Now Skel, Redhead thought, turning her mind
to cheerfuller things, he'd kinda surprised her last night; caught
up to her right after she'd tucked the rig in with proper
camouflage and getting ready to tuck in herself. Sat his pretty
tall self down right there beside where she'd been going over her
vitamins to make sure she was up to date and said it right out.

"Hardly like it's a fancy invite, Redhead,
but you know, we get along right well and there ain't no time
presently for Liz to approve us a proper Hundred Hours to get all
perfumed and slinky and everything."

She'd blinked at him, not believing, on
account of there was an unofficial moratorium on asking Miri since
the Grawn brothers had cut each other awhile back about who was
going to ask her--… and she'd have told them both no, anyhow. Sorry
about them, sort of; died in that damn hospital the liaison got
them sent off to.

But Skel'd said his piece, pointed out that
weren't neither of them on guard schedule, and that he did have
coffee, smokes, and stringent cloth too, among other supplies what
could clean the sweat off and give them some distance from this
land that moved like water and the 'way too many crazy people who
were trying to kill them.

She'd smiled, felt her heart beating
faster--and faster again, when he lost a bit of his serious and
smiled, too.

"Hundred Hours is right expensive," she
said. "Don't know I could buy in to it--…"

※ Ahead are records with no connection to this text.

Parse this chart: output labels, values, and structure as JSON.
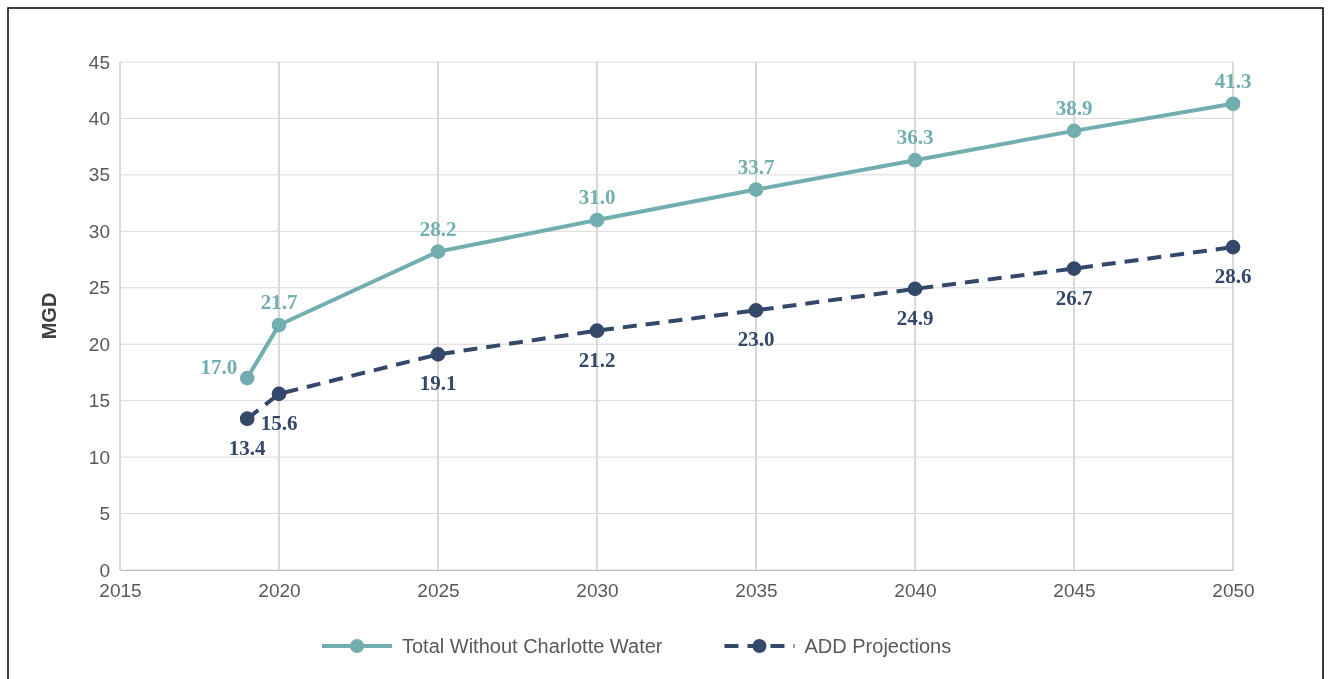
{
  "chart_data": {
    "type": "line",
    "ylabel": "MGD",
    "x": [
      2019,
      2020,
      2025,
      2030,
      2035,
      2040,
      2045,
      2050
    ],
    "series": [
      {
        "name": "Total Without Charlotte Water",
        "color": "#72aeb0",
        "values": [
          17.0,
          21.7,
          28.2,
          31.0,
          33.7,
          36.3,
          38.9,
          41.3
        ],
        "line_style": "solid",
        "value_labels": [
          "17.0",
          "21.7",
          "28.2",
          "31.0",
          "33.7",
          "36.3",
          "38.9",
          "41.3"
        ]
      },
      {
        "name": "ADD Projections",
        "color": "#34486a",
        "values": [
          13.4,
          15.6,
          19.1,
          21.2,
          23.0,
          24.9,
          26.7,
          28.6
        ],
        "line_style": "dashed",
        "value_labels": [
          "13.4",
          "15.6",
          "19.1",
          "21.2",
          "23.0",
          "24.9",
          "26.7",
          "28.6"
        ]
      }
    ],
    "xlim": [
      2015,
      2050
    ],
    "xticks": [
      2015,
      2020,
      2025,
      2030,
      2035,
      2040,
      2045,
      2050
    ],
    "ylim": [
      0,
      45
    ],
    "yticks": [
      0,
      5,
      10,
      15,
      20,
      25,
      30,
      35,
      40,
      45
    ],
    "grid": true,
    "marker": "circle",
    "legend": "bottom"
  }
}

He'd laughed, and relaxed some more, like
she'd said something right.

"Oh, hell, I'd pick up the Hundred Hours. I
mean, I know what a newer 'cruit's got to worry with, 'spense wise.
But like I say, as is, even if we get to town down here ain't none
of these folks'll rent us a side-by-side lunch seat much less a big
soft room with a big soft bed--…"

He'd paused, looking some tentative, and she
was sure feeling the same. It was funny, kinda, to see him that way
when he could pick up four launch tubes and a long-arm and go
wading into battle. She liked Skel fine--always had, and she
wouldn't mind--… but the man had a right to know.

"Not sure," she said, glancing down at her
boots, her uniform slacks, her shirt-front. "Umm--… Not sure I can
give you the best time, see? It'd be learning on the job mostly for
me, kinda, not like--… I mean."

He didn't say anything but he'd rearranged
himself, getting cross-legged, and close enough she could see the
scrapes on his boot soles and the slot where he'd been knocked off
his feet the other day, the bullet just creasing the shoe. Hell, if
the shot had struck true he could have been back there in Chilonga
Center with the Grawns.

"Your call, Miri. We can bunk up here if you
want, or I got me a spot with three ways out and some quiet, down
in a little hollow. You want, you can just sleep."